The arrival of Skyfall at my house this week, along with the announcement that Star Wars will be doing spin-off stories, has had me thinking quite a bit about reboots. It’s funny that a franchise like Bond, which was wallowing in its own mediocrity not even a decade ago, could become the poster child for how to reinvigorate an intellectual property, but I guess stranger things have happened — like J.J. Abrams sitting astride two of the most beloved sci-fi universes that have been or ever will be created. Or Daniel Craig turning out to be one heck of a Bond. Seriously, did anyone see either of those things coming?

But unlike some, I have a great deal of confidence in how Disney is going to go about with the management of Big George’s House. After all, these are the people that took the nerd’s dream of an Avengers movie, and not only executed what they set out to do — they actually made a pretty damn good movie in the process. There’s no reason to think they won’t do the same with a property like Star Wars, which will receive the utmost of care.

But who stands to learn the most about how to reboot a series? Pretty much the rest of the comic book world.
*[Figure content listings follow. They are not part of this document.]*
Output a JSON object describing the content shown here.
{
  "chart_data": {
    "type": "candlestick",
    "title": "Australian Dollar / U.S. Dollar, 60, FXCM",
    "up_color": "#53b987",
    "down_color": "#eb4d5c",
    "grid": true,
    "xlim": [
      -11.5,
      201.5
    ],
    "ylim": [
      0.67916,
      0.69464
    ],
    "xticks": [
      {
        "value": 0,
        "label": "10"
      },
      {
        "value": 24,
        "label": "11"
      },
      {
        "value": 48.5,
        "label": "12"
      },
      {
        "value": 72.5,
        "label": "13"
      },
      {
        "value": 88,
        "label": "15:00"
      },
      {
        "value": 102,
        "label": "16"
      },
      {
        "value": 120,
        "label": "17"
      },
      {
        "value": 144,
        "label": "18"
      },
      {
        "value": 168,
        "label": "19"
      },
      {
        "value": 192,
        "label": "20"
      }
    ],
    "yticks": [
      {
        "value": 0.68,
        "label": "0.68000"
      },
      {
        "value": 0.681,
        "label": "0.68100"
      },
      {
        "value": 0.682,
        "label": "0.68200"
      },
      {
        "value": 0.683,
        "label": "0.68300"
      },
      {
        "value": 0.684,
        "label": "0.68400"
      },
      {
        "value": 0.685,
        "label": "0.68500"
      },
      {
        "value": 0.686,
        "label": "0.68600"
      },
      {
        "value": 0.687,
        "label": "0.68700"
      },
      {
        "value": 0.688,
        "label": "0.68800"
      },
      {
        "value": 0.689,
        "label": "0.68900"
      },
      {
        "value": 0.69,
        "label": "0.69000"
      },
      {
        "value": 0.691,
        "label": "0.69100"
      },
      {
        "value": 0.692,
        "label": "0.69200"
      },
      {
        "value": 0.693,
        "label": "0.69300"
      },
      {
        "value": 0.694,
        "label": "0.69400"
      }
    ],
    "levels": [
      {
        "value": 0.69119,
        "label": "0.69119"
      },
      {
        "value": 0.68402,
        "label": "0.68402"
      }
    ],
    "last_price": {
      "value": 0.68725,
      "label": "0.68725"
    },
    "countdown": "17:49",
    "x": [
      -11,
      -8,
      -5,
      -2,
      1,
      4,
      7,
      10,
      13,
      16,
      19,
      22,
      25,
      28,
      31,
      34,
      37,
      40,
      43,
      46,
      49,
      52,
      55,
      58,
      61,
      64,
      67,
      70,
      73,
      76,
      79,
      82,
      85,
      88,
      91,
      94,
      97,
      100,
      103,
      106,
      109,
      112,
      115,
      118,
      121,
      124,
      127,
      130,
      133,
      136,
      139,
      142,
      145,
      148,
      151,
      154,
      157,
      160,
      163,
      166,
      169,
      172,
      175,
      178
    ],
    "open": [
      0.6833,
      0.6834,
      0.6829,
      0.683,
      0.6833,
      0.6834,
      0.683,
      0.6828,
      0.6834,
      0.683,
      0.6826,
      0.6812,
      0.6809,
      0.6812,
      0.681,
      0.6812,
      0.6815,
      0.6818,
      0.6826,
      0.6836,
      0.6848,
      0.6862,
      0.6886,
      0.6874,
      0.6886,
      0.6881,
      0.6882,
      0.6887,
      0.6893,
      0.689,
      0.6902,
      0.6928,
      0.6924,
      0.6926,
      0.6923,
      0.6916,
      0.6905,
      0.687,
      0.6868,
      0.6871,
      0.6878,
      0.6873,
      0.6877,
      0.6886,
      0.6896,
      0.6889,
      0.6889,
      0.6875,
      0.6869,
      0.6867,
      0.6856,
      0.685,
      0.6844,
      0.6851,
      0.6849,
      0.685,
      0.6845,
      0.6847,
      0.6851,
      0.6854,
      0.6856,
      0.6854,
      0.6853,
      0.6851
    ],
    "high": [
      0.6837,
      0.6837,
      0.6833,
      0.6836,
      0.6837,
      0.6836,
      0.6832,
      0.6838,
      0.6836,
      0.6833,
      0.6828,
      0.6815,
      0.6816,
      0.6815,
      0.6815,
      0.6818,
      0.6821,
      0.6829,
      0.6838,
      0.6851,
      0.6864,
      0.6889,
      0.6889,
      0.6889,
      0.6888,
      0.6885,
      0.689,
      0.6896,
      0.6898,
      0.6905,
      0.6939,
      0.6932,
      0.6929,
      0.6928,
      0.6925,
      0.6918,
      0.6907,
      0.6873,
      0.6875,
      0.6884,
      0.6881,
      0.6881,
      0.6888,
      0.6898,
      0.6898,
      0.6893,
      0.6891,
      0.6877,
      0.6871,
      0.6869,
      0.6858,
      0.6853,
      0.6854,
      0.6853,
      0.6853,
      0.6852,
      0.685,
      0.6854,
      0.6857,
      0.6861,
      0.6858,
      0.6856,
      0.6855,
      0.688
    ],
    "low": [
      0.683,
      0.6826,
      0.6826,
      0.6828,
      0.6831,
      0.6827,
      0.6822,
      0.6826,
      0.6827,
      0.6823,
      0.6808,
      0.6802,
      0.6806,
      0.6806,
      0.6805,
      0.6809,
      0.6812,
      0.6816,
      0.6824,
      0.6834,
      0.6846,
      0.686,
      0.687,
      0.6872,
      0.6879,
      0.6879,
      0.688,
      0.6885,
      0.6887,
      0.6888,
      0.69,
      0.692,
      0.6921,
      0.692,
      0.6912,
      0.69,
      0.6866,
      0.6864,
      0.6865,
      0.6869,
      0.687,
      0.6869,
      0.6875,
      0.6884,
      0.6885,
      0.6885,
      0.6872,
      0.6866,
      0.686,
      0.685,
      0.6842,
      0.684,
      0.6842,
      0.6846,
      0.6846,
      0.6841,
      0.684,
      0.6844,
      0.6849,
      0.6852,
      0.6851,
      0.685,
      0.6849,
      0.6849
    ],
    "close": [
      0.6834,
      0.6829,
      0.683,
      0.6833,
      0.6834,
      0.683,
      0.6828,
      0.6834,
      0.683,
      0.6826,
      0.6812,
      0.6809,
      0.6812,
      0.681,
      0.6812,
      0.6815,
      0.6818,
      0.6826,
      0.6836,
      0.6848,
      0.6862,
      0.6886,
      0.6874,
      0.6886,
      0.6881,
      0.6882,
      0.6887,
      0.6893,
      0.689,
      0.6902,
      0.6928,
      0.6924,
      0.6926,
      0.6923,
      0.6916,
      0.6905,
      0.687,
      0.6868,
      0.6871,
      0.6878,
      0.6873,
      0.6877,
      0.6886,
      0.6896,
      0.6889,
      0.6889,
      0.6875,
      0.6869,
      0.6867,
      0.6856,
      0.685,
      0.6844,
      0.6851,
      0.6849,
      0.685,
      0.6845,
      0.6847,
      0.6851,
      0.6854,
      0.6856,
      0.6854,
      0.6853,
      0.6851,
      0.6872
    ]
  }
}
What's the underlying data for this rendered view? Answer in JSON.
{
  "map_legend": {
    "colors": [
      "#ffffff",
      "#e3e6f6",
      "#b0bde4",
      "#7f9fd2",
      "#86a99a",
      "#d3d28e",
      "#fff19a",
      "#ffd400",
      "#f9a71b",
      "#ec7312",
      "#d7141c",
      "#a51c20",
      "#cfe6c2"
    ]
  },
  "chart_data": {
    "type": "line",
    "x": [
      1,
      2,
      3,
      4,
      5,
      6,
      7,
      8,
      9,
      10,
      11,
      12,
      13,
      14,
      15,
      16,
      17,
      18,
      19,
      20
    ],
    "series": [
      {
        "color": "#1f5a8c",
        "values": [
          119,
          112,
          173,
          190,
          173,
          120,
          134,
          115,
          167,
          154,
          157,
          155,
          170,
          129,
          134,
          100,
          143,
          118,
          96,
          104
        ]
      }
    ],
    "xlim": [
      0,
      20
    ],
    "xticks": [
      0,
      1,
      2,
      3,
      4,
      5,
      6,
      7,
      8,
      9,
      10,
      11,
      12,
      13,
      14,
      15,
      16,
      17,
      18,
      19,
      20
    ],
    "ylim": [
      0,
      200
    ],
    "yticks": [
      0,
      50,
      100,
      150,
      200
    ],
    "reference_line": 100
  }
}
With the release of the retread also known as the Amazing Spider-Man, the upcoming Man of Steel and X-Men: First Class, origin stories are the currency that pays for reboots. Especially in the case of Spider-Man, which tackled nearly every single beat that Raimi’s version did in almost the same way. And while I liked the first half of it, I couldn’t help but feel like I had seen the same movie dozens of times over. When one considers that the Nolan Batman era has just ended, it seems like it’s only a matter of time before the Caped Crusader gets his own reboot — which will no doubt be another origin story.

Don’t get me wrong, I understand the supposed necessity, from a studio’s standpoint. Origin stories make for some of the easiest character arcs to kick off a franchise. It’s a built in hero’s journey, from refusal of the call to the hardship to the triumphant finale which involves some kind of Heroic Sacrifice. But is it necessary?

James Bond proves that it isn’t. Here you’ve got a franchise that spans more than 50 novels, 23 movies and 9 Bonds over 70 years, and when they got their most recent Bond, they didn’t feel the need to throw an origin story at their audiences. Instead, they trusted that the culture at large knows who the hell James Bond is, and used the character’s longevity to reboot the franchise through a different lens.

Why can’t comic books movies go about it the same way? Instead of starting the character over from scratch every 5 years (or less), why not just trust that the audience knows who Superman/Batman/Spider-Man is, and give us a new, interesting story about them in the prime of their crimefighting careers? That’s what a really great Bond movie does. Heck, Skyfall even shows Bond learning to cope with the fact that he’s not quite the sharpest tool in her majesty’s arsenal any longer.

Casino Royale didn’t feel the need to show us how every detail of how Bond became Bond, at least not the way most comic book movies would have handled it. It kickstarted its own arc and gave us a much needed new take on the franchise. So why not treat Batman more like Bond? Whenever you want to kick off a new Batman trilogy, DC, just cast a new Batman at your leisure and adapt some of the best stories possible from years of amazing source material. Forget the origin stories. Who cares if we don’t have continuity between trilogies or even Batmen? Bond has been doing it forever and nobody bats (see what I did there) an eye.

And when you find a particular Batman that just works? Stick with him as long as you like. But keep giving him new stories, new arcs, new obstacles to overcome beyond just whether or not he should don the cape and the cowl. It’s been done nearly to death. Let’s just treat Nolan’s version of Batman origin story as the definitive version and move on from there, shall we?

So there’s my rant. What do the rest of you think? Are you OK with origin stories? Are you sick of them? When do you think we’ll spot another Batman film?